I simply think that the message of the Gospel, and therefore the message that we as Christians are called to proclaim to the world is Good News. I think that to the degree that we take so much delight in finding all the bad news, we have diminished our capacity to see, and hear, and speak the Good News. Perhaps it is time that we began training ourselves to see the world in terms of the Gospel and not just in terms of sin, that we learn to view people and society in terms of what can be instead of what our greatest fears think already is. Maybe it is time we began to focus on the transforming power of God’s love and grace, on the reality of the present and coming Kingdom of God at work in the world, rather than allowing the evil in the world to confirm that we are really failing rather badly in doing what we have been called to do as God’s people. Maybe it is time we let more light shine rather than searching for the darkness so that we can share it with each other (see Christmas and Possibility).

Should we ignore the sin and evil in the world? Of course not. It is not a matter of either/or. But that is the point. I hear very little of the good that God is doing in the world beyond our own personal experience of God that makes us feel good. I believe that the evil and sin and ignorance in the world should not be a cause for rejoicing at sinners’ folly because we are "not like other men." Yet, I fear we have been infected with the "Jonah syndrome." We sit aloof on the hillside waiting for God to rain down fire and destruction on all the evil, whether real or imagined, so that we can be vindicated as righteous. We seem to forget that as followers of Jesus who is the Christ we are called to roll up our sleeves and wade into the darkness around us so that by all means we might save some!  That was a lesson that Jonah learned the hard way.  Rather than reveling in the darkness in the world in contrast to our own righteousness, perhaps we ought to heed the words of a contemporary song,

So carry your candle, run to the darkness,
Seek out the helpless, confused and torn.
Hold out your candle for all to see it
Take your candle, go light your world.*

The sin and evil, the injustice and oppression in the world, real or imagined, should be an occasion for calling us again to the task of proclaiming the Good News as a way to reach out to the world that we so easily despise. Unless we train ourselves to react to sin and evil in the world first by weeping along with Jeremiah, and Jesus, and Paul, I think we have misunderstood the Christian Gospel. But we cannot end in weeping. Finally, the Gospel is Good News. As the writer of John's Gospel tells us, it is light in the darkness.  It is hope and possibility. It is the positive expression of the very nature of God who calls us to love one another because he has loved us.

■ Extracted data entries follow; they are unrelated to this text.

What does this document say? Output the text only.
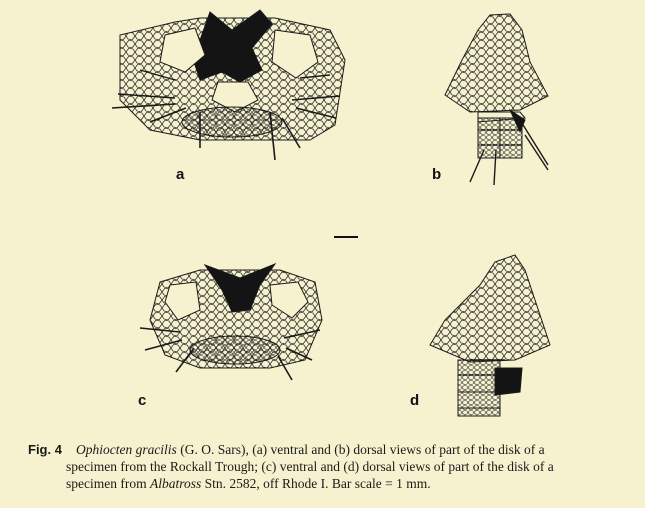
a	b
c	d
Fig. 4 Ophiocten gracilis (G. O. Sars), (a) ventral and (b) dorsal views of part of the disk of a
specimen from the Rockall Trough; (c) ventral and (d) dorsal views of part of the disk of a
specimen from Albatross Stn. 2582, off Rhode I. Bar scale = 1 mm.
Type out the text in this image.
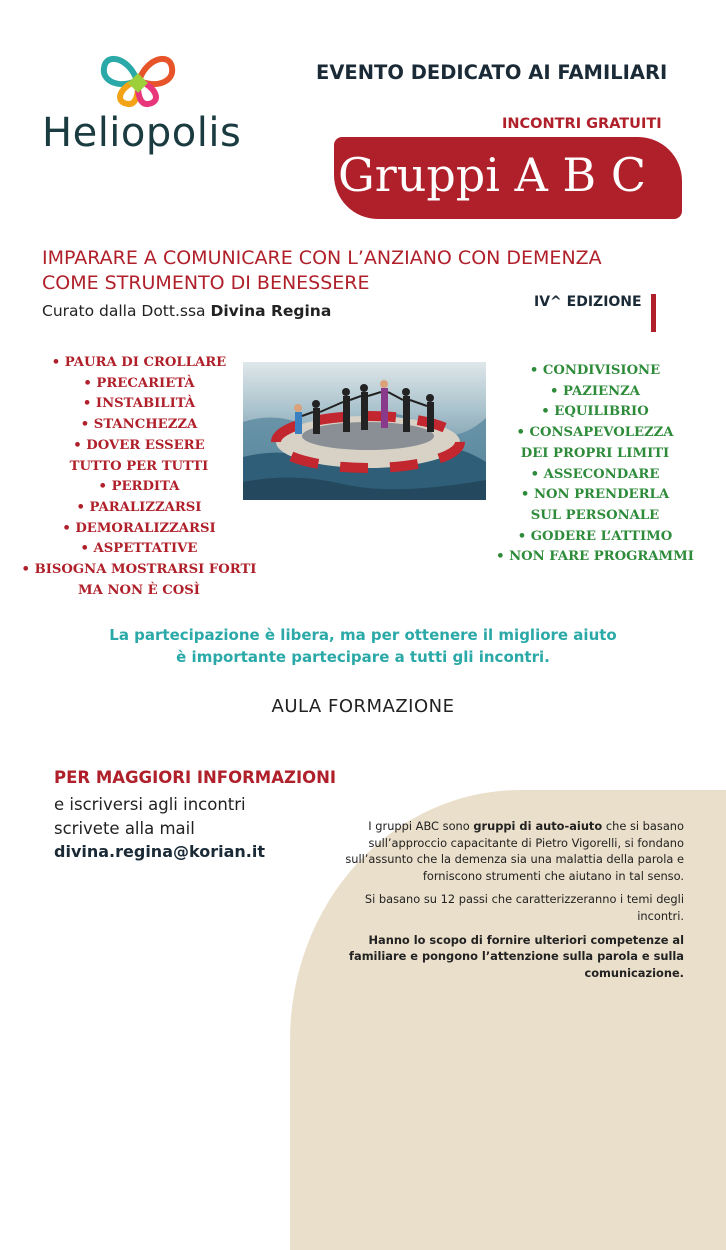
Heliopolis
EVENTO DEDICATO AI FAMILIARI
INCONTRI GRATUITI
Gruppi A B C
IMPARARE A COMUNICARE CON L’ANZIANO CON DEMENZA
COME STRUMENTO DI BENESSERE
Curato dalla Dott.ssa Divina Regina	IV^ EDIZIONE
• PAURA DI CROLLARE
• PRECARIETÀ
• INSTABILITÀ
• STANCHEZZA
• DOVER ESSERE
TUTTO PER TUTTI
• PERDITA
• PARALIZZARSI
• DEMORALIZZARSI
• ASPETTATIVE
• BISOGNA MOSTRARSI FORTI
MA NON È COSÌ
• CONDIVISIONE
• PAZIENZA
• EQUILIBRIO
• CONSAPEVOLEZZA
DEI PROPRI LIMITI
• ASSECONDARE
• NON PRENDERLA
SUL PERSONALE
• GODERE L’ATTIMO
• NON FARE PROGRAMMI
La partecipazione è libera, ma per ottenere il migliore aiuto
è importante partecipare a tutti gli incontri.
AULA FORMAZIONE

I gruppi ABC sono gruppi di auto-aiuto che si basano sull’approccio capacitante di Pietro Vigorelli, si fondano sull’assunto che la demenza sia una malattia della parola e forniscono strumenti che aiutano in tal senso.

Si basano su 12 passi che caratterizzeranno i temi degli incontri.

Hanno lo scopo di fornire ulteriori competenze al familiare e pongono l’attenzione sulla parola e sulla comunicazione.

PER MAGGIORI INFORMAZIONI
e iscriversi agli incontri
scrivete alla mail
divina.regina@korian.it
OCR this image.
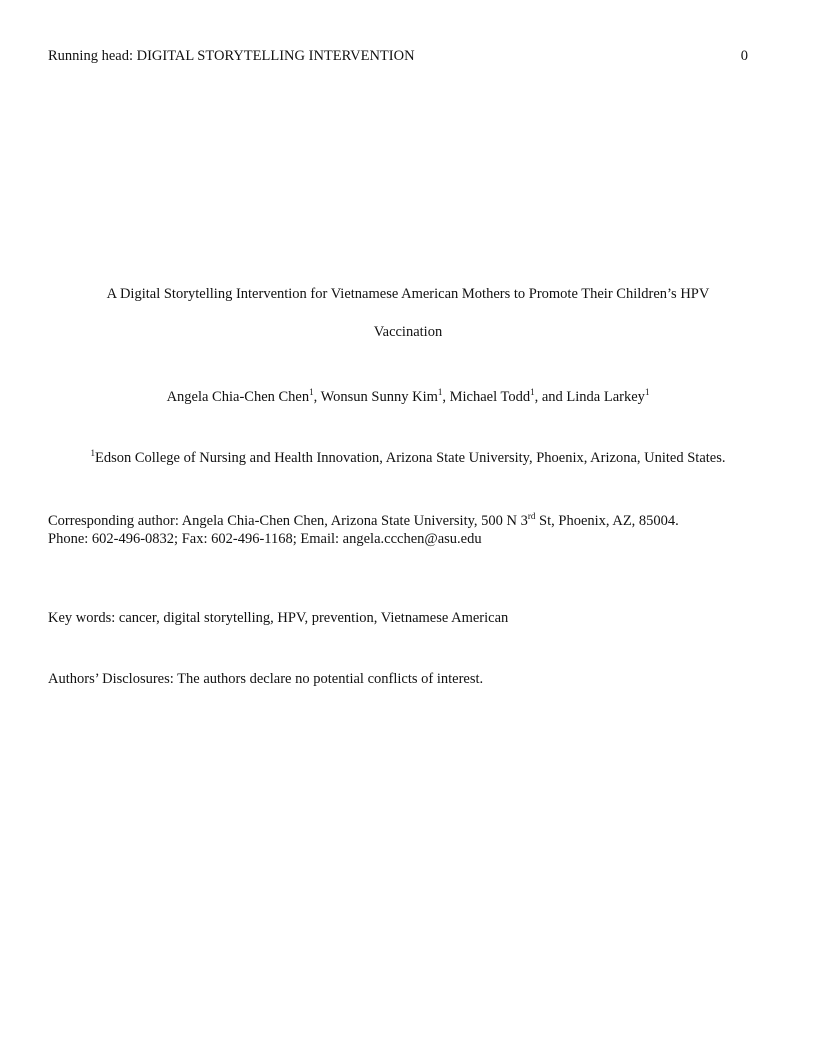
Running head: DIGITAL STORYTELLING INTERVENTION	0
A Digital Storytelling Intervention for Vietnamese American Mothers to Promote Their Children’s HPV
Vaccination
Angela Chia-Chen Chen$^1$, Wonsun Sunny Kim$^1$, Michael Todd$^1$, and Linda Larkey$^1$
$^1$Edson College of Nursing and Health Innovation, Arizona State University, Phoenix, Arizona, United States.
Corresponding author: Angela Chia-Chen Chen, Arizona State University, 500 N 3rd St, Phoenix, AZ, 85004.
Phone: 602-496-0832; Fax: 602-496-1168; Email: angela.ccchen@asu.edu
Key words: cancer, digital storytelling, HPV, prevention, Vietnamese American
Authors’ Disclosures: The authors declare no potential conflicts of interest.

We can choose to view the world and the church in negative terms, and thereby choose to live negatively. But that would be to remake the Gospel into something that it never was. It would be a failure to understand the nature of God's grace and the power of love, both God's love to us and our love for others. I think it's time for Christians not only to stop living negatively, but to choose to live the Gospel in positive ways, on purpose, every day.